I am working on a multi-output (i.e > 1 output target) multi-class (i.e > 1 class) (I believe this is also called a multi-task problem).
For example, my train_features_data is of shape (4, 6) (i.e three rows/examples and 6 columns/features), and my train_target_data is of shape (4, 3) (i.e 4 rows/examples and 3 columns/targets).

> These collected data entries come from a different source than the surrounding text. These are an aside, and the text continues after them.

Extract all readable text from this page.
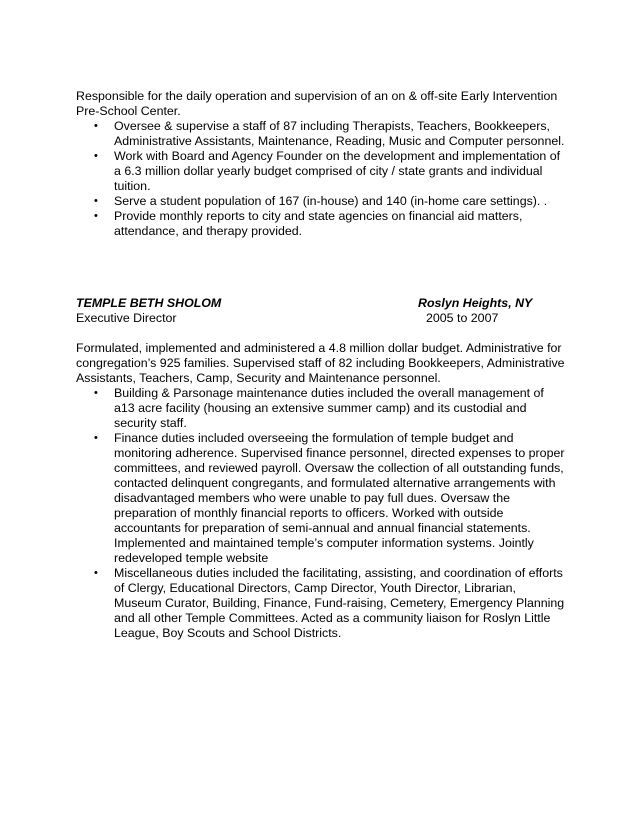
Responsible for the daily operation and supervision of an on & off-site Early Intervention Pre-School Center.

• Oversee & supervise a staff of 87 including Therapists, Teachers, Bookkeepers, Administrative Assistants, Maintenance, Reading, Music and Computer personnel.
• Work with Board and Agency Founder on the development and implementation of a 6.3 million dollar yearly budget comprised of city / state grants and individual tuition.
• Serve a student population of 167 (in-house) and 140 (in-home care settings). .
• Provide monthly reports to city and state agencies on financial aid matters, attendance, and therapy provided.
TEMPLE BETH SHOLOM	Roslyn Heights, NY
Executive Director	2005 to 2007

Formulated, implemented and administered a 4.8 million dollar budget. Administrative for congregation’s 925 families. Supervised staff of 82 including Bookkeepers, Administrative Assistants, Teachers, Camp, Security and Maintenance personnel.

• Building & Parsonage maintenance duties included the overall management of a13 acre facility (housing an extensive summer camp) and its custodial and security staff.
• Finance duties included overseeing the formulation of temple budget and monitoring adherence. Supervised finance personnel, directed expenses to proper committees, and reviewed payroll. Oversaw the collection of all outstanding funds, contacted delinquent congregants, and formulated alternative arrangements with disadvantaged members who were unable to pay full dues. Oversaw the preparation of monthly financial reports to officers. Worked with outside accountants for preparation of semi-annual and annual financial statements. Implemented and maintained temple’s computer information systems. Jointly redeveloped temple website
• Miscellaneous duties included the facilitating, assisting, and coordination of efforts of Clergy, Educational Directors, Camp Director, Youth Director, Librarian, Museum Curator, Building, Finance, Fund-raising, Cemetery, Emergency Planning and all other Temple Committees. Acted as a community liaison for Roslyn Little League, Boy Scouts and School Districts.
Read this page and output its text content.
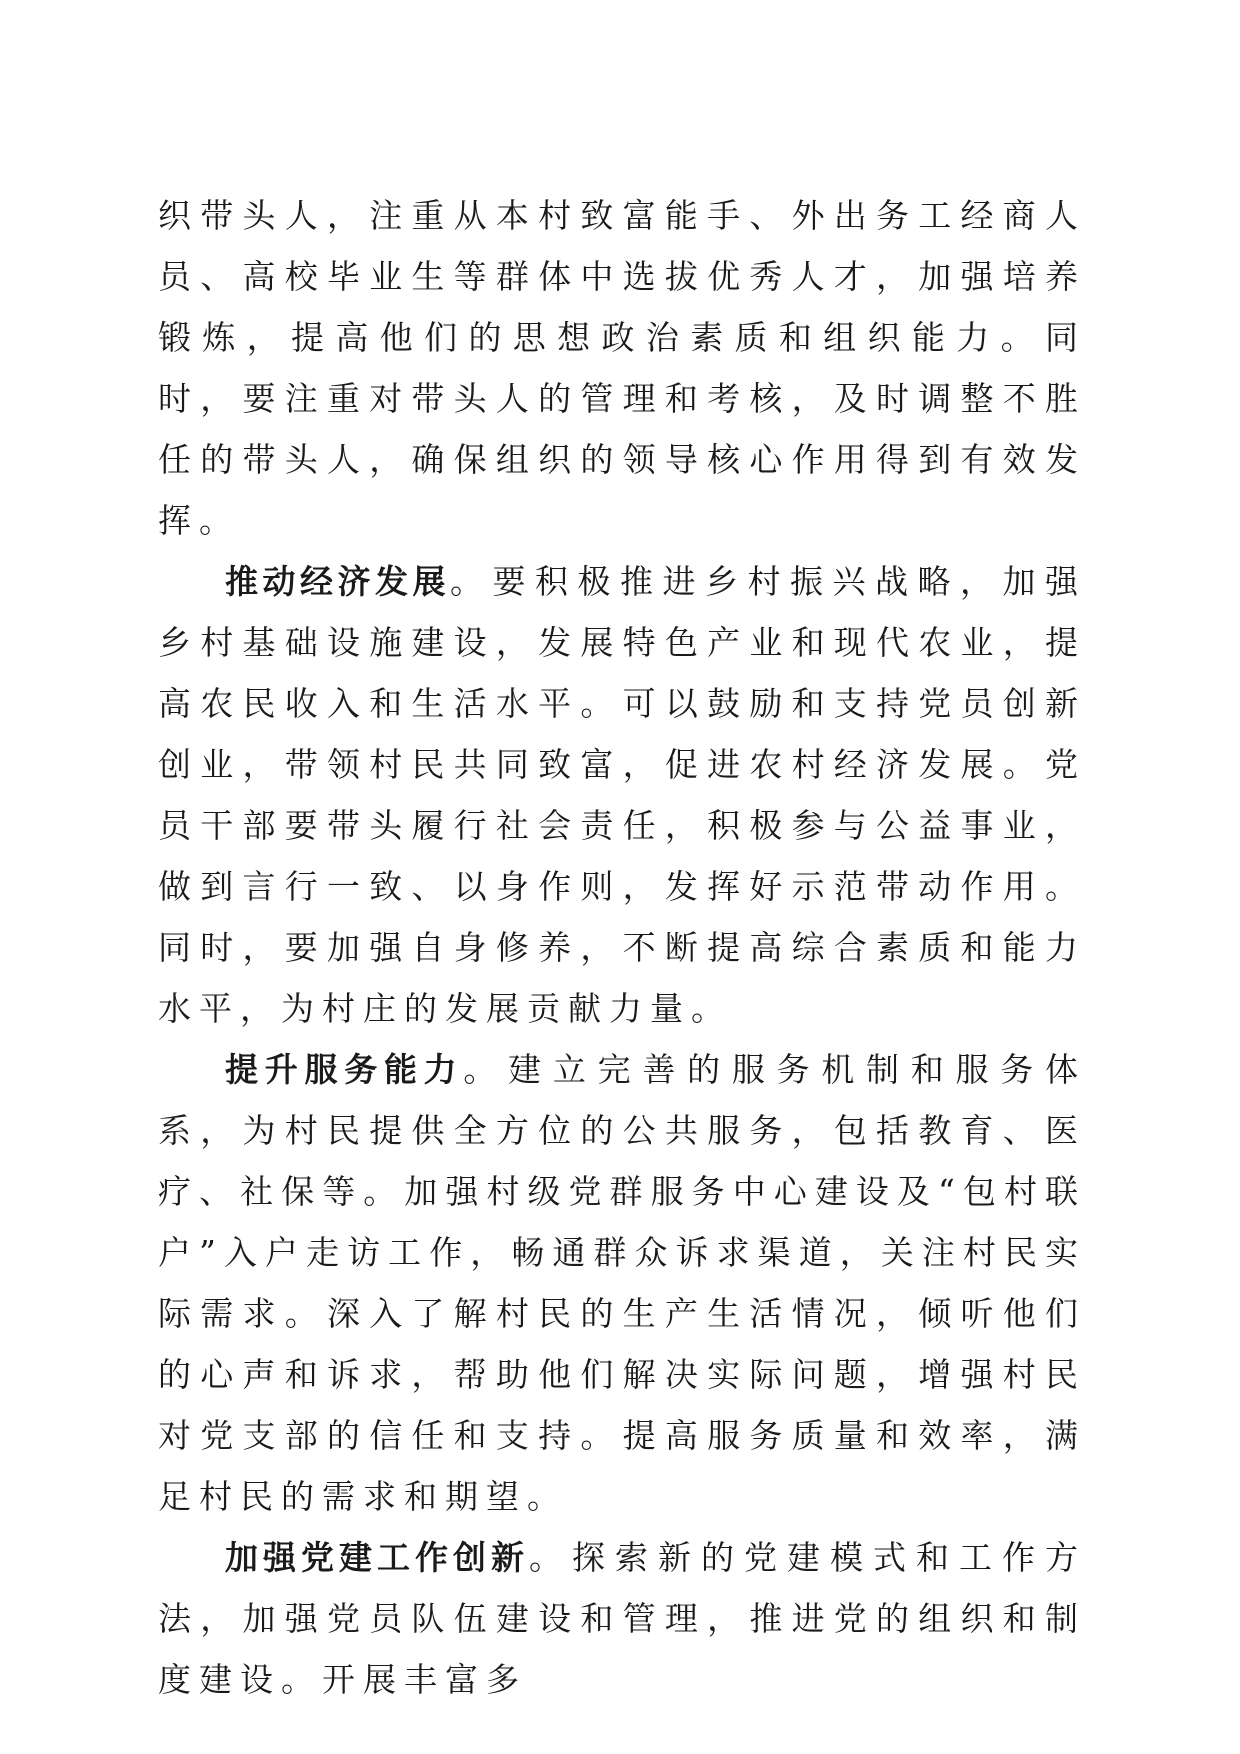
织带头人，注重从本村致富能手、外出务工经商人员、高校毕业生等群体中选拔优秀人才，加强培养锻炼，提高他们的思想政治素质和组织能力。同时，要注重对带头人的管理和考核，及时调整不胜任的带头人，确保组织的领导核心作用得到有效发挥。

推动经济发展。要积极推进乡村振兴战略，加强乡村基础设施建设，发展特色产业和现代农业，提高农民收入和生活水平。可以鼓励和支持党员创新创业，带领村民共同致富，促进农村经济发展。党员干部要带头履行社会责任，积极参与公益事业，做到言行一致、以身作则，发挥好示范带动作用。同时，要加强自身修养，不断提高综合素质和能力水平，为村庄的发展贡献力量。

提升服务能力。建立完善的服务机制和服务体系，为村民提供全方位的公共服务，包括教育、医疗、社保等。加强村级党群服务中心建设及“包村联户”入户走访工作，畅通群众诉求渠道，关注村民实际需求。深入了解村民的生产生活情况，倾听他们的心声和诉求，帮助他们解决实际问题，增强村民对党支部的信任和支持。提高服务质量和效率，满足村民的需求和期望。

加强党建工作创新。探索新的党建模式和工作方法，加强党员队伍建设和管理，推进党的组织和制度建设。开展丰富多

For each target I have three different classes (-1, 0, 1).
I define an example model architecture (and data) for this problem like so:
import pandas as pd
from torch import nn
from logging import log
import torch
feature_data = {
'A': [1, 2, 3, 4],
'B': [5, 6, 7, 8],
'C': [9, 10, 11, 12],
'D': [13, 14, 15, 16],
'E': [17, 18, 19, 20],
'F': [21, 22, 23, 24]
}
target_data = {
'Col1': [1, -1, 0, 1],
'Col2': [-1, 0, 1, -1],
'Col3': [-1, 0, 1, 1]
}
# Create the DataFrame
train_feature_data = pd.DataFrame(feature_data)
train_target_data = pd.DataFrame(target_data)
device = "cuda" if torch.cuda.is_available() else "cpu"
# create the model
class MyModel(nn.Module):
def __init__(self, inputs=6, l1=12, outputs=3):
super().__init__()
self.sequence = nn.Sequential(
nn.Linear(inputs, l1),
nn.Linear(l1, outputs),
nn.Softmax(dim=1)
)
def forward(self, x):
x = self.sequence(x)
return x
x_train = torch.tensor(train_feature_data.to_numpy()).type(torch.float)
model = MyModel(inputs = 6, l1 = 12, outputs = 3).to(device)
model(x_train.to(device=device))
When I pass my train data into the model (i.e when i call model(x_train.to(device=device))), I get back an array of shape (4, 3).
By following this resource resource My expectation was that I would get something like (4, 3, 3) whereby the 4 is the number of examples in my features and targets, the middle 3 (i.e the second axis) represents the logits (or in this case because I have a softmax function, this will be the predicted probabilities) of each example (and this would be 3 because I have three classes), while the third axis (or rightmost 3 value in the shape) represents the number of outputs/columns I have in my train_target_data.
Can someone please provide some guidance on what I’m doing incorrectly here (if my approach is wrong) and how to go about fixing it. Thanks.